And it's a race to have the farm ready for winter.
Yesterday we re-floored the hay shed. Now all we need is for the hay to be delivered. It's due to arrive this week.
Our heating oil is all pre-bought for the fall, winter, and early spring. We've got a spanking new chimney. I feel much more secure than I did two weeks ago.
We did stop at Ikea on the way home, and I picked up items I'd been needing for the household. I also fed all of us for exactly $4.01 at the Ikea cafeteria. The food was so good. MW and LW had a blast playing with all the displayed products in the children's section.
Afterward, we scooted under I-95 to the waterfront. We walked over to the wharf where Amistad and Quinnipiak are moored. Amistad was not docked, must have been out on a sail, but Quinnipiak was there and she is a beautiful ship. We watched seagulls bickering, cormorants diving for fish, saw schools of fish below the water's surface, sailboats coming in an out of the harbor, a giant oil barge delivering its load, people fishing on the jetties. We found a little spit of sand, and we collected shells. This was LW's first time ever seeing the ocean. She loved it.
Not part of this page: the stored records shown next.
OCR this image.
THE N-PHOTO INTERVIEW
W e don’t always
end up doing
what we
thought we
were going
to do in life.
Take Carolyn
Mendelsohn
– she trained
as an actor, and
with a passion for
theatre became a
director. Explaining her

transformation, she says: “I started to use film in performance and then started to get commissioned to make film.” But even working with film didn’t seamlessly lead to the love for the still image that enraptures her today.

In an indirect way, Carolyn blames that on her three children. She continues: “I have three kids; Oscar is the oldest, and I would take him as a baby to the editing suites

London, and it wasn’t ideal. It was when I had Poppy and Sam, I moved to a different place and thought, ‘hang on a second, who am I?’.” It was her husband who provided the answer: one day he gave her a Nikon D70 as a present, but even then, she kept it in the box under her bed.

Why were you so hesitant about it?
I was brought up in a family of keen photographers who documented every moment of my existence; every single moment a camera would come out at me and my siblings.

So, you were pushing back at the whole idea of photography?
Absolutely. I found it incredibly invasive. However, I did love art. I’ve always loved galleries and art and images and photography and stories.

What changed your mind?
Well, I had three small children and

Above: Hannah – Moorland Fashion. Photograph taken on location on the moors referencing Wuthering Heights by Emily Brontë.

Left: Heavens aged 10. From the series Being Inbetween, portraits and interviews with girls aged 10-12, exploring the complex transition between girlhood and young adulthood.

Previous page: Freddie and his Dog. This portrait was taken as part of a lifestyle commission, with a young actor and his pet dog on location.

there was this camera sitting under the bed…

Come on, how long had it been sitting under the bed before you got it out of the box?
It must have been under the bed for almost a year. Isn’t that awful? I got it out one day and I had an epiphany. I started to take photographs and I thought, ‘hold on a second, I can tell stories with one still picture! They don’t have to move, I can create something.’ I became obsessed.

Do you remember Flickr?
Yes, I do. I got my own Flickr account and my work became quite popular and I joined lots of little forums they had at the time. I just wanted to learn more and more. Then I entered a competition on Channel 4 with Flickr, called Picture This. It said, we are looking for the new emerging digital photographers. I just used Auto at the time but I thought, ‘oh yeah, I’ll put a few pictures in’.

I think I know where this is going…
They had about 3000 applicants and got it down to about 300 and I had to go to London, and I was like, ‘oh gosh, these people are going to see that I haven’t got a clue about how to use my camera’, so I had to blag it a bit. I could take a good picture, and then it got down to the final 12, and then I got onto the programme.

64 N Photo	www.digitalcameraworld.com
It's always strange for me to go back to New Haven. I lived there for a long time before we moved north, and sometimes I miss it very much. Other times I miss it not at all. I'm glad I lived there, ultimately; I had an awful lot of fun in that little city, and it's where I met MW so it's an important place for me. Ikea, by the way, is located only a couple hundred yards from the business where MW and I met, and from Long Wharf Theatre where I was working at the time.